Secara nasional, tiga provinsi di Pulau Jawa masih menjadi produsen terbesar jagung nasional. Jawa Timur, Jawa Tengah dan Jawa Barat berkontribusi sebesar 48,4% produksi jagung domestik. Sementara sentra jagung terbesar di luar Jawa adalah Lampung, Sulawesi Selatan (Sulsel) dan Sumatera Utara (Sumut). Hal ini menunjukkan bahwa Sulawesi Selatan merupakan salah satu wilayah yang memiliki potensi penyumbang produksi jagung terbesar di luar Jawa dan Sumatra, bahkan kini menjadi salah satu target pengembangan jagung di Indonesia. Berikut ini kontribusi produksi jagung di Indonesia (2013-2017).
Gambar 2. Kontribusi Produksi Jagung di Indonesia Tahun 2013-2017 (%).
Gambar 2 memperlihatkan bahwa Provinsi Sulawesi Selatan merupakan salah satu sentra produksi jagung di Indonesia setelah Lampung. Hal ini menjadi suatu peningkatan selama lima tahun terakhir. Secara total lahan tanam jagung di Sulawesi Selatan seluas
450.000 hektar. Pada tahun 2018 produksi jagung di Sulawesi Selatan sebanyak 2,3 juta ton. Angka tersebut melebihi target produksi yakni 2,1 juta ton.
Produksi jagung di Sulawesi Selatan mengalami pertumbuhan yang signifikan sebesar 13,38 persen dari tahun sebelumnya. Peningkatan bersumber dari beberapa kabupaten yang produksi jagung antara lain Kabupaten Maros, Sidrap, Bone, Wajo, Soppeng, Gowa, Takalar, Jeneponto, Bantaeng dan Bulukumba serta wilayah Luwu Raya. Moncongloe merupakan salah satu kecamatan di Kabupaten Maros yang daerahnya didominasi oleh sektor pertanian, salah satu potensi yang menonjol untuk tanaman pangan adalah komoditas jagung (BPS, 2018). Adapun luas panen dan produksi komoditi jagung di Kabupaten Maros tahun 2018 dapat dilihat pada tabel 1 berikut ini:
Tabel 1. Luas Panen, Produksi, Komoditi Jagung Kabupaten Maros Tahun 2018.
No. Kecamatan Luas Panen (Hektar) Produksi (Kwintal)
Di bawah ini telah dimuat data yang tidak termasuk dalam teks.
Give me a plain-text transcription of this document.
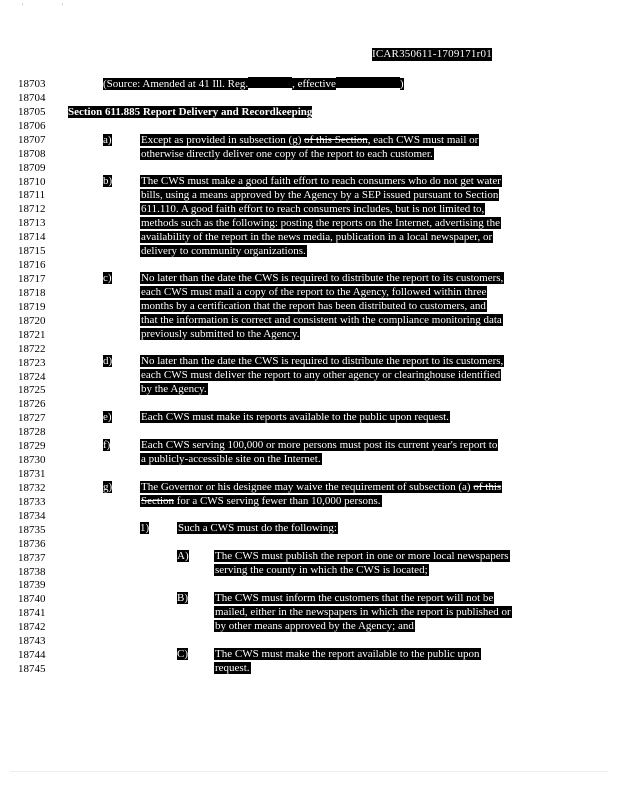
' '
ICAR350611-1709171r01
18703
18704
18705
18706
18707
18708
18709
18710
18711
18712
18713
18714
18715
18716
18717
18718
18719
18720
18721
18722
18723
18724
18725
18726
18727
18728
18729
18730
18731
18732
18733
18734
18735
18736
18737
18738
18739
18740
18741
18742
18743
18744
18745
(Source: Amended at 41 Ill. Reg.	, effective	)
Section 611.885 Report Delivery and Recordkeeping
a)	Except as provided in subsection (g) of this Section, each CWS must mail or
otherwise directly deliver one copy of the report to each customer.
b)	The CWS must make a good faith effort to reach consumers who do not get water
bills, using a means approved by the Agency by a SEP issued pursuant to Section
611.110. A good faith effort to reach consumers includes, but is not limited to,
methods such as the following: posting the reports on the Internet, advertising the
availability of the report in the news media, publication in a local newspaper, or
delivery to community organizations.
c)	No later than the date the CWS is required to distribute the report to its customers,
each CWS must mail a copy of the report to the Agency, followed within three
months by a certification that the report has been distributed to customers, and
that the information is correct and consistent with the compliance monitoring data
previously submitted to the Agency.
d)	No later than the date the CWS is required to distribute the report to its customers,
each CWS must deliver the report to any other agency or clearinghouse identified
by the Agency.
e)	Each CWS must make its reports available to the public upon request.
f)	Each CWS serving 100,000 or more persons must post its current year's report to
a publicly-accessible site on the Internet.
g)	The Governor or his designee may waive the requirement of subsection (a) of this
Section for a CWS serving fewer than 10,000 persons.
1)	Such a CWS must do the following:
A) The CWS must publish the report in one or more local newspapers
serving the county in which the CWS is located;
B) The CWS must inform the customers that the report will not be
mailed, either in the newspapers in which the report is published or
by other means approved by the Agency; and
C) The CWS must make the report available to the public upon
request.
1. Mandai | 124,0 | 6232,86 |
2. Moncongloe | 940,0 | 47249,10 |
3. Maros Baru | 0,0 | - |
4. Marusu | 8,0 | 402,12 |
5. Turikale | 0,0 | - |
6. Lau | 1,0 | 50,27 |
7. Bontoa | 0,0 | - |
8. Bantimurung | 16,2 | 814,29 |
9. Simbang | 507,0 | 25484,36 |
10. Xxxxxxxxi | 525,0 | 26389,13 |
11. Tompobulu | 1142,0 | 57402,63 |
12. Camba | 404,7 | 20342,25 |
13. Cenrana | 38,3 | 1925,15 |
14. Mallawa | 503,0 | 25283,30 |
Jumlah | 4209,2 | 211575,44 |
Sumber: Badan Pusat Statistika Kabupaten Maros Dalam Angka, 2018.
Tabel 1 memperlihatkan bahwa kecamatan yang memiliki produksi tertinggi adalah Kecamatan Moncongloe dengan total produksi 47249,10 kwintal. Untuk tanaman jagung di Kecamatan Moncongloe luas pertanaman mencapai 657,4 ha dengan nilai produksi sebanyak 3.309,5 ton. Produktivitas tanaman jagung rata-rata mencapai 4,90 ton/ha dengan luas pertanaman terbanyak kedua ada di Desa Moncongloe. (BPS, 2018). Berikut ini tabel yang menunjukkan luas panen dan produksi komoditi jagung di Kabupaten Maros tahun 2018.
Tabel 2. Luas Panen, Produksi, Komoditi Jagung Kecamatan Moncongloe Tahun 2018.
No. Desa Luas Tanam (Ha) Luas Panen (Ha) Produksi
(Ton)
1. Moncongloe Lappara | 53 | 53 | 271,56 |
2. Moncongloe Bulu | 177 | 177 | 1026,6 |
3. Moncongloe | 26 | 26 | 137,8 |
4. Bonto Bunga | 52 | 52 | 272 |
5. Bonto Marannu | 55 | 55 | 288,47 |
Jumlah | 363 | 363 | 1,996,23 |
Sumber: Badan Pusat Statistika Kabupaten Maros dalam Angka, 2018.
Tabel 2 memperlihatkan Desa yang memiliki produksi tertinggi adalah Desa Moncongloe Bulu dengan total produksi 1026,6 ton. Untuk tanaman jagung di Desa Moncongloe Bulu luas pertanaman mencapai 177 ha dengan nilai produksi sebanyak 1026,6 ton. (BPS, 2018).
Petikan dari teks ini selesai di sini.